Vom Schreiben und Coden

Schreibprogramme lassen sich grob in Editoren und Textverarbeitungen unterteilen. Ein Editor hat dabei nur eingeschränkte Layout- und Formatierungsfunktionen und ein einfaches Textformat, ASCII oder UTF-8.

In der Vergangenheit nutzte man Editoren bevorzugt, um Computerprogramme zu schreiben oder Config-Files zu bearbeiten. Bekannte Editoren wie Emacs wurden dabei mit Funktionen wie Kalender, News- und Mailreader, einer eingebauten Shell, und gar Webbrowser und Spielen zum alternativen Betriebssystem für Entwickler. Größere Texte mit Überschriften, Tabellen und formatiertem Text waren dagegen eher Textverarbeitungen wie MS Word, Pages oder Libre Writer vorbehalten.

Seit dem Aufkommen von Auszeichnungssprachen wie Markdown verschwimmt die Grenze zwischen Editor und Textverarbeitung, zumindest in eine Richtung: Auch mit einem Editor lassen sich Blogbeiträge, Zeitschriftenartikel, Universitätsarbeiten oder ganze Bücher schreiben. Grade wenn das Ergebnis in verschiedenen Formaten wie html, pdf, epub benötigt wird, ist das einfache Textformat dem Output einer Textverarbeitung mit den enthaltenen Formatanweisungen überlegen.

Der Editor wird also nicht etwa zwischen Entwicklungsumgebung auf der einen und Textverarbeitung auf der anderen Seite erdrückt, gute Editoren schicken sich vielmehr an, die Arbeit dieser beiden etablierten Anwendungen zu übernehmen. Und um einen solchen guten Editor soll es hier gehen, um Atom, den “hackable text editor for the 21st Century”.

Made by Github

Atom ist ein kostenloser Editor, der von GitHub, der bekannten Hosting-Plattform für Softwareprojekte, entwickelt wird.

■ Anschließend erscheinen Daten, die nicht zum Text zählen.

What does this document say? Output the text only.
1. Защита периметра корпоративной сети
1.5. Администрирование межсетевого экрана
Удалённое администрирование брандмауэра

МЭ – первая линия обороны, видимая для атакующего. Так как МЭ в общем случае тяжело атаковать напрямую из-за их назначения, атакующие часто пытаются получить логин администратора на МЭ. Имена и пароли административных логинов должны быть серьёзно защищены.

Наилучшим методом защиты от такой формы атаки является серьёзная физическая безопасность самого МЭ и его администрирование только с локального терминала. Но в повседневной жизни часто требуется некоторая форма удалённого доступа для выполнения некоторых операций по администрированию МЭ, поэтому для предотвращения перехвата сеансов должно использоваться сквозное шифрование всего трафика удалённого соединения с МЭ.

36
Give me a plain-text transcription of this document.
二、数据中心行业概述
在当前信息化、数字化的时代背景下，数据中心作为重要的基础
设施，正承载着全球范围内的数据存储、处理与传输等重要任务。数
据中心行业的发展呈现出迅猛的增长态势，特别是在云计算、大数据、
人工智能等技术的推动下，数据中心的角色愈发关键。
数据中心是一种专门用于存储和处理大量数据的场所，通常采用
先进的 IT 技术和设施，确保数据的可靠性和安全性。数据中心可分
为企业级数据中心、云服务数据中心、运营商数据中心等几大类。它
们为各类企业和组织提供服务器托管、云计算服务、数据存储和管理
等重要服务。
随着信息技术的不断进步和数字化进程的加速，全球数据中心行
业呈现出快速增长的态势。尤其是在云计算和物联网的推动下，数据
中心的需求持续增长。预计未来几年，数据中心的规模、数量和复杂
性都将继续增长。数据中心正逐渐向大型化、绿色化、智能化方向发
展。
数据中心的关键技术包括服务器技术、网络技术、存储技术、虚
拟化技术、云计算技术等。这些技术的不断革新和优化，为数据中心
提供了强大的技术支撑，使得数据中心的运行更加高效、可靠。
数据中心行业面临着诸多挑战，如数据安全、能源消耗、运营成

Das Programm ist in JavaScript mit dem plattformübergreifenden Framework Electron geschrieben und deshalb für zahlreiche Betriebssysteme wie Windows, macOS, Linux und ChromeOS verfügbar. Auf der Homepage des Projekts kann man derzeit Atom in der Version 1.50.0 laden. Die Philosophie des Projekts ist, Erweiterbarkeit wie man sie von Emacs oder Vim kennt, mit Benutzbarkeit zu verknüpfen. Atom soll einfach sein für den Anfänger und mitwachsen mit zunehmender Erfahrung und Ansprüchen. Und das ist ganz hervorragend gelungen!

Einfach einfach

Das User Interface von Atom ist übersichtlich und aufgeräumt. Kein Ribbon Interface, das versucht die wichtigsten Funktionen zu verstecken und kein Wizard, der helfen soll ein neues Dokument in eine ungewollte Form zu zwängen. Der Editor ist grundsätzlich untergliedert in drei Bereiche: Dem Editor-Bereich (in der Mitte), der Tree-View (links) und dem Git Tab (rechts).

Aufbau von Atom

Geöffnete Dateien werden in Form von Reitern im mittleren Bereich, den Editor Pane, angezeigt. Das ist der Hauptarbeitsbereich, die Reiter können bei Bedarf horizontal oder vertikal aufgesplittet werden.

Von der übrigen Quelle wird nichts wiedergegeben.